По надрыву его не понять: ламентирует? бредит? мечтает?.. Жизнь научит? Мамлеев не разделял этой счастливой уверенности. Ведь как поставлен учебный процесс? Ходят все на головах, а поднимешь голову – читают. Но если вглядеться, то учебник у каждого на всю жизнь заложен на одной странице. Разве кто-нибудь видел, чтоб жизнь кого-то куда-то – переводила? Учителям трудно, мы все это знаем, и зарплаты низкие, и чернила в чернильницах замерзают, – но не может же быть стопроцентного поголовья тупиц? Значит, не такой уж хороший учитель. Перехвалили. Вокруг сплошные прорывы, в педагогике, в методологии, надо же сочетать каналы восприятия, нельзя же простым механическим повторением! Чья бы корова, конечно, мычала: сколько мамлеевских учеников, разбросанных по свету, сейчас, как жуки по стеблю, выкарабкиваются по контексту! Взглянуть на того же ИВИВа! Конечно бы он постеснялся в глаза обвинить жизнь в педагогической несостоятельности. Однако чутье подсказывало: в самом подходе учителя что-то не то, уже в равнодушном лице с выраженьем «вас много,

а я одна»…Впрочем, не надо впадать в пессимизм. Легко так огульно: «научить никого ничему не возможно» и все тут!.. А можно иначе: скажем, жизнь неважный учитель, но где-то ведь есть и хорошие?..

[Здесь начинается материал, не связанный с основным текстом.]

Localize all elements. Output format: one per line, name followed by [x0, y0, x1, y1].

– Из-за таких равнодушных, как вы, – уже полу-кричал ЗСХ. – К власти пришел…!

Из этой неприятной ситуации его выручил Фима.

– Я давно за тобой наблюдаю – ты зарываешься, брат. Я все понимаю, однако зачем ты обидел Елизавету Дмитриевну? Она тебе когда-нибудь хоть слово дурное сказала? Все «Женечка, Женечка»… Кстати, во всем этом может и быть зерно. Ты знаешь, как я к ней отношусь, но в смысле делового чутья…

Мамлеев машинально повел носом.

– Ну да Бог с ней, Петряку-то зачем отказал? С ума сошел связываться с таким человеком?

Фима постучал по собственной голове. – Наживать такого врага! Ну, неохота тебе ввязываться, сказал бы: «Пришлите, я посмотрю, это очень интересно». А потом бы сказал: «Боюсь, не осилю, не хватит знания языка. Не хочу губить хорошую вещь». И все. Он бы понял. Ну ладно, поезд ушел..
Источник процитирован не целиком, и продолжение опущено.